Here’s hoping the young man pulls through and here’s big props for the lifeguards, without whom, it’s safe to say, this boy would be dead this morning, and we’d be talking about the need to save four or five cents per household in city budgets by dumping a few lifeguards.
Are we sure we want to do this?
Update 12:47 p.m. – Sad news. The young man has died.
WHAT WE’RE DOING
Midmorning (9-11 a.m.) – First hour: Will the green economy live up to its promise? Second hour: Romance. Espionage. Parisian cafes and back alleys in Berlin. These are the elements that make the novels of Alan Furst among the best in the spy genre. He joins Midmorning to discuss his latest novel, and his fascination with World War II-era Europe.
Midday (11 a.m. – 1 p.m.) – Kurt Zellers, the new House Minority Leader in Minnesota, sits down with Gary Eichten for a chat in the first hour. Second hour: Economist Robert Frank, speaking at the Commonwealth Club of California about “Common Sense Principles for Troubled Times.” Here’s a speech he gave at YouTube well before the meltdown. See if he got it right.

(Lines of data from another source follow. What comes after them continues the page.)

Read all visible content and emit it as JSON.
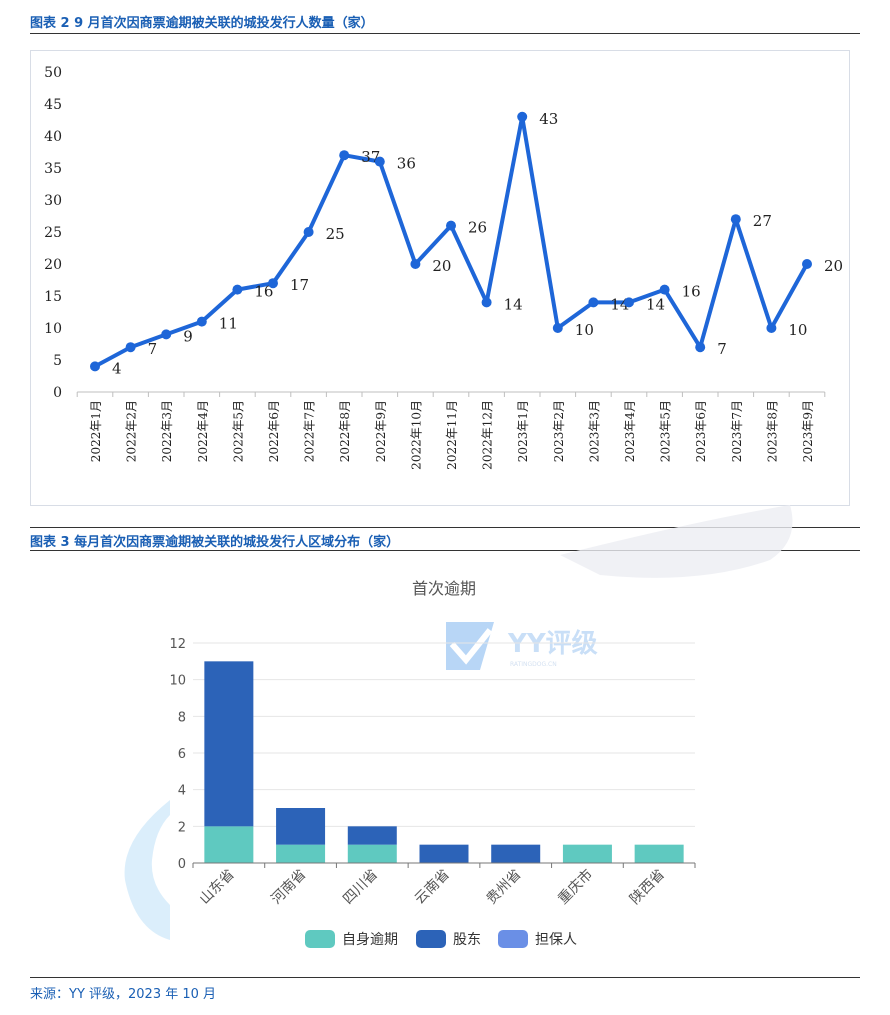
{
  "figure2": {
    "title": "图表 2 9 月首次因商票逾期被关联的城投发行人数量（家）"
  },
  "figure3": {
    "title": "图表 3 每月首次因商票逾期被关联的城投发行人区域分布（家）"
  },
  "watermark": {
    "brand": "YY评级",
    "sub": "RATINGDOG.CN"
  },
  "source": "来源：YY 评级，2023 年 10 月",
  "colors": {
    "line": "#1e66d8",
    "self": "#5fc9c0",
    "shareholder": "#2c63b8",
    "guarantor": "#6a8fe6",
    "title_blue": "#1a5fb4"
  },
  "chart_data": [
    {
      "type": "line",
      "title": "",
      "xlabel": "",
      "ylabel": "",
      "ylim": [
        0,
        50
      ],
      "yticks": [
        "0",
        "5",
        "10",
        "15",
        "20",
        "25",
        "30",
        "35",
        "40",
        "45",
        "50"
      ],
      "grid": false,
      "categories": [
        "2022年1月",
        "2022年2月",
        "2022年3月",
        "2022年4月",
        "2022年5月",
        "2022年6月",
        "2022年7月",
        "2022年8月",
        "2022年9月",
        "2022年10月",
        "2022年11月",
        "2022年12月",
        "2023年1月",
        "2023年2月",
        "2023年3月",
        "2023年4月",
        "2023年5月",
        "2023年6月",
        "2023年7月",
        "2023年8月",
        "2023年9月"
      ],
      "values": [
        4,
        7,
        9,
        11,
        16,
        17,
        25,
        37,
        36,
        20,
        26,
        14,
        43,
        10,
        14,
        14,
        16,
        7,
        27,
        10,
        20
      ]
    },
    {
      "type": "bar",
      "stacked": true,
      "title": "首次逾期",
      "xlabel": "",
      "ylabel": "",
      "ylim": [
        0,
        12
      ],
      "yticks": [
        "0",
        "2",
        "4",
        "6",
        "8",
        "10",
        "12"
      ],
      "grid": true,
      "legend_position": "bottom",
      "categories": [
        "山东省",
        "河南省",
        "四川省",
        "云南省",
        "贵州省",
        "重庆市",
        "陕西省"
      ],
      "series": [
        {
          "name": "自身逾期",
          "values": [
            2,
            1,
            1,
            0,
            0,
            1,
            1
          ]
        },
        {
          "name": "股东",
          "values": [
            9,
            2,
            1,
            1,
            1,
            0,
            0
          ]
        },
        {
          "name": "担保人",
          "values": [
            0,
            0,
            0,
            0,
            0,
            0,
            0
          ]
        }
      ]
    }
  ]
}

Talk of the Nation (1 – 3 p.m.) – First hour: In the fight over health care reform — is private insurance the problem? Second hour: Why is homosexuality apparently fair game for jokes when ethnic slurs, for example, are not?
All Things Considered (3-6:30 p.m.) – Is there a solution at hand to the problem of aging septic systems near Minnesota’s lakes? Could be. Dan Gunderson will have that story. MPR’s Lorna Benson will report on advocates for the homeless, who say the governor’s unallotment puts a big burden on people with no permanent place to live. The Minnesota Department of Health is meeting with taconite miners to recruit them for an intensive study on cancer among miners.
Some PR pros will opine on how to handle a crisis like, for example, admitting to your cheatin’ heart.